Common-sense solution

I strongly urge people to read the June 10 letter “ Difficult VA tour,” (N&O, bit.ly/1qHFcvY) as it was brimming with common sense and fairness. The Category 8 rule giving VA care to vets with financial means and no service-connected disabilities should be rescinded, allowing the whole VA system to serve only those vets with actual service-connected disabilities.

I am a veteran who volunteered, served and would likely be covered by the Category 8 ruling. I have no service-connected disabilities and thankfully am financially able to care for myself. For these reasons, I have never even considered availing myself of these benefits. My fellow citizens do not owe me VA benefits just because I served in the military.

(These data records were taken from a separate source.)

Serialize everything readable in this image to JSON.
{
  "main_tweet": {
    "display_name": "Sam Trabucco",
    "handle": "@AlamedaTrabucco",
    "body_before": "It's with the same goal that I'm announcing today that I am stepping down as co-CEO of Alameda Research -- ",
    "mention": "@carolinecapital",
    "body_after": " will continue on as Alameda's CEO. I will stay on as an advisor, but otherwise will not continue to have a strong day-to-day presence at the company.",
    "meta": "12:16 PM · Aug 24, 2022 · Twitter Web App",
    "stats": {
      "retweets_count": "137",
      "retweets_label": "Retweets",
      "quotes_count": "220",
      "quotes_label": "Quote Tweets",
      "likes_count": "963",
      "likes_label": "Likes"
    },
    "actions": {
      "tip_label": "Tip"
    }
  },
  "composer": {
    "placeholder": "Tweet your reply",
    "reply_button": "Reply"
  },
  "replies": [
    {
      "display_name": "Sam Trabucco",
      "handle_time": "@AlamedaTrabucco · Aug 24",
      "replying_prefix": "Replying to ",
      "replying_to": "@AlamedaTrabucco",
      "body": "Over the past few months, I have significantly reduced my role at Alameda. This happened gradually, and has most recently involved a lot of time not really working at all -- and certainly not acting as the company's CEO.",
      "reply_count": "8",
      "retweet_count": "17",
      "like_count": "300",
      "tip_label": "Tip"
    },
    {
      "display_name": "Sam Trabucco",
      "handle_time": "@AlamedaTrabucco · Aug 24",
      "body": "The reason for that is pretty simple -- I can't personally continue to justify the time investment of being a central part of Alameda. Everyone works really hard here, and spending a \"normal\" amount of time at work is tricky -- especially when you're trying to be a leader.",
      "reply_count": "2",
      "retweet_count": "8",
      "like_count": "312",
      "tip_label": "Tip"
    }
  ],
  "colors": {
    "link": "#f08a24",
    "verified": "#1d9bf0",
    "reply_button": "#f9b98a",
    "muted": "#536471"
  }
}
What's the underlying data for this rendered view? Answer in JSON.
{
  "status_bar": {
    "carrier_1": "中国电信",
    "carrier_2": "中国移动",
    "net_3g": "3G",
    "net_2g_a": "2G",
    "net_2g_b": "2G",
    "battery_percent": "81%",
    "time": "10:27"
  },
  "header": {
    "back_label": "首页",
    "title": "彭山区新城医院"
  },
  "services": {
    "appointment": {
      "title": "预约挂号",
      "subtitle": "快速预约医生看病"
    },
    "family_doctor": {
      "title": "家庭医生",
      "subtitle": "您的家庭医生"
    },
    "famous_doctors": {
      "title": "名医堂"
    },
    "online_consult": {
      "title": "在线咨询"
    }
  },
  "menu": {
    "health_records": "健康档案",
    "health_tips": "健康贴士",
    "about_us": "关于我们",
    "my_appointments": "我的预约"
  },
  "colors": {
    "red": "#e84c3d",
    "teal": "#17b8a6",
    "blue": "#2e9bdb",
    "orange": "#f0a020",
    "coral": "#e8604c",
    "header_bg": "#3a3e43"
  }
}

We definitely need to apply an honest and thorough means test, resulting in benefits for only truly deserving veterans. I’m sad to say that I personally know too many people who are undeservedly riding this gravy train.

My sincere thanks to the letter-writer for shining the purifying light of common sense and fairness on the VA issue, which is just one example of our nation’s current penchant for “cradle to grave” entitlements.

Cooper Sykes


Coast needs protection

The Coastal Resources Commission and an associated panel of scientists are preparing to establish an official sea-level prediction, which will be used to draft policies to preserve coastal lands. As someone who spent many childhood holidays in the Outer Banks, I heartily support this effort and the May 15 news article detailing their work, “State begins sea-level forecast” (N&O, bit.ly/1sCBLIW)

In the wake of last month’s National Climate Assessment, it is evident that up-to-date information and strict regulations are needed to protect North Carolina’s coastal lands, which are especially susceptible to the effects of climate change. In addition, the question of climate change and its effects on sea level is clearly a scientific one that must be considered separately from any other state interests.

Rather than confounding science with economic or political issues, legislators should recognize that climate change is real, that it is causing the sea to rise and that it will be devastating for all facets of coastal life if it is left unaddressed. North Carolina’s legislature has a responsibility to confront the problem of climate change, so that future generations are able to enjoy the coast and create memories as I did.